Details about the tangent system and implementation in Xapian is available at Project's main page.
All of my work is available at my fork of Xapian codebase: guruhegde/xapian
Merged
The following lists the work that has been merged in Xapian master:
- Implementation of Dice Coefficient weight metric #196
Link to the commits: https://github.com/xapian/xapian/commits/master?author=guruhegde
Under Review
The following lists the work that is currently in progress and will be merged once review completed.
- Add unique terms bound stats to HoneyVersion class #209.
In Progress
The following lists the work that is currently being implemented, not yet reached completion.
- Prototype of math search #201 - This PR contains the bulk of the work done during GSoC Period.
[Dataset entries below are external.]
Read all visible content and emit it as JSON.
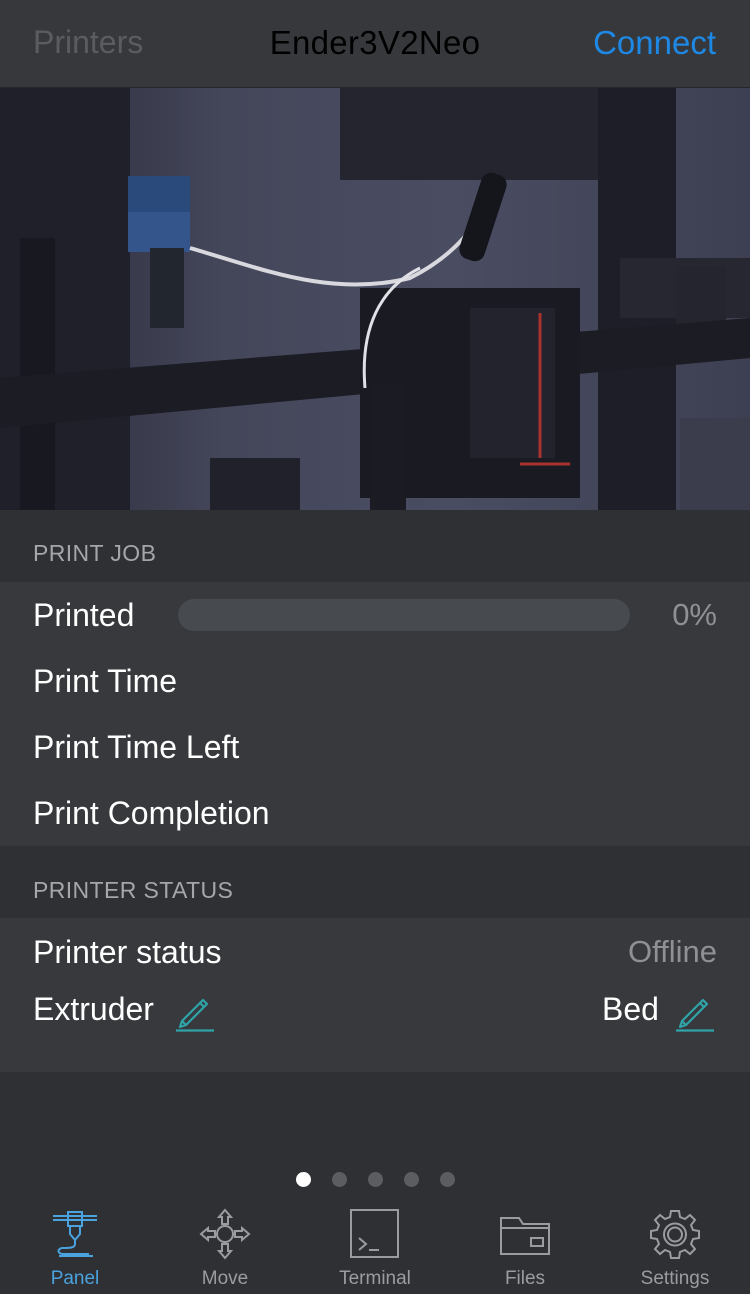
{
  "nav": {
    "back_label": "Printers",
    "title": "Ender3V2Neo",
    "action_label": "Connect"
  },
  "print_job": {
    "header": "PRINT JOB",
    "printed_label": "Printed",
    "printed_progress": 0,
    "printed_value": "0%",
    "print_time_label": "Print Time",
    "print_time_left_label": "Print Time Left",
    "print_completion_label": "Print Completion"
  },
  "printer_status": {
    "header": "PRINTER STATUS",
    "status_label": "Printer status",
    "status_value": "Offline",
    "extruder_label": "Extruder",
    "bed_label": "Bed"
  },
  "pager": {
    "count": 5,
    "active_index": 0
  },
  "tabs": [
    {
      "label": "Panel",
      "icon": "printer-icon",
      "active": true
    },
    {
      "label": "Move",
      "icon": "move-arrows-icon",
      "active": false
    },
    {
      "label": "Terminal",
      "icon": "terminal-icon",
      "active": false
    },
    {
      "label": "Files",
      "icon": "folder-icon",
      "active": false
    },
    {
      "label": "Settings",
      "icon": "gear-icon",
      "active": false
    }
  ],
  "colors": {
    "accent": "#1e88e5",
    "tab_active": "#4aa3df",
    "edit_icon": "#2fa3a8",
    "background": "#2e3034",
    "cell_background": "#37393d"
  }
}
This PR contains the implementation of end to end system with a good number of tests.
- Speed up test-suite #210
This PR contains an initial prototype of the idea.
Code Coverage Report
Challenges
Presentation MathML
is an XML application for representing mathematics. We need to parse MathML to generate feature.
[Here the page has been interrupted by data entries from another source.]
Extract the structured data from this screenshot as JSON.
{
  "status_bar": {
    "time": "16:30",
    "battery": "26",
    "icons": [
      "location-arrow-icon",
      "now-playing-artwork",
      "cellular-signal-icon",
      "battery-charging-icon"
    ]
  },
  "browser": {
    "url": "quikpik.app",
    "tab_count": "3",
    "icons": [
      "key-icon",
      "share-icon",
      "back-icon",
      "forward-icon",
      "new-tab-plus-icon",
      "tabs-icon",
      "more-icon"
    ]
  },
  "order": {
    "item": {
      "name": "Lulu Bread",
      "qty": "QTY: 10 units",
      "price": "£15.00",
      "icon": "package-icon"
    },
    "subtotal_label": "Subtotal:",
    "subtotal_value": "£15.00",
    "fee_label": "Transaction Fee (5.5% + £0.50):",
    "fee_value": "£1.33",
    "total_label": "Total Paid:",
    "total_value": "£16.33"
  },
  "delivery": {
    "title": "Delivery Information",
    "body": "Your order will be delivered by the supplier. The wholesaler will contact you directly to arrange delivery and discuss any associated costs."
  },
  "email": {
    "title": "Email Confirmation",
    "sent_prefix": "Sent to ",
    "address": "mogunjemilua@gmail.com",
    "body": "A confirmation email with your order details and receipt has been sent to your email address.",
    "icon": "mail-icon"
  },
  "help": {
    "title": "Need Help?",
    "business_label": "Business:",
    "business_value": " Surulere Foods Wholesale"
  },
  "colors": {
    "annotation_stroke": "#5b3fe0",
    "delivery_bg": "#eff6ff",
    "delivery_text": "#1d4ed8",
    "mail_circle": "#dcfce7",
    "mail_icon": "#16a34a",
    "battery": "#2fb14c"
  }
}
I decided to do parsing MathML elements and generating a symbol layout tree at the same time while parsing. This turned out to be a bit tricky. As I understood, the parser needs to account for syntax errors, for ex. check for closed tag etc. Similarly generating symbol layout tree requires understanding semantics, for ex.
<mfrac>
element can have only two children. Providing implementation to handle all the corner cases turned out to be a lot involved and requires better planning.
We wanted to check the prototype hence in the first iteration we covered simple MathML expression. For that, I followed parsing iteratively. During phase 3, I planned to implement a recursive approach. The dataset on which we wanted to evaluate our prototype has a lot of equations that have
mrow
element. To parse the sub-expressions recursive approach seems a better way. While parsing recursively handle symbol layout tree creation poses some challenges like ifmsub
ormsup
element is encountered, child elements parsed need to be added to a layout tree as branches.
Future Work
- Currently parsing MathML and generating symbol layout tree, done within
MathMLParser
class. If we decouple that, then any existing XML parser can be used.
(If I look back, this is the idea suggested by mentors, which would have helped me complete the evaluation of the system too.)
- Complete the implementation of Parser to generate suitable terms from math formulae (Symbol pair tuple in case of the Tangent method)
- Evaluation of the implementation over the suitable dataset.
- Try new approach or improve the existing system.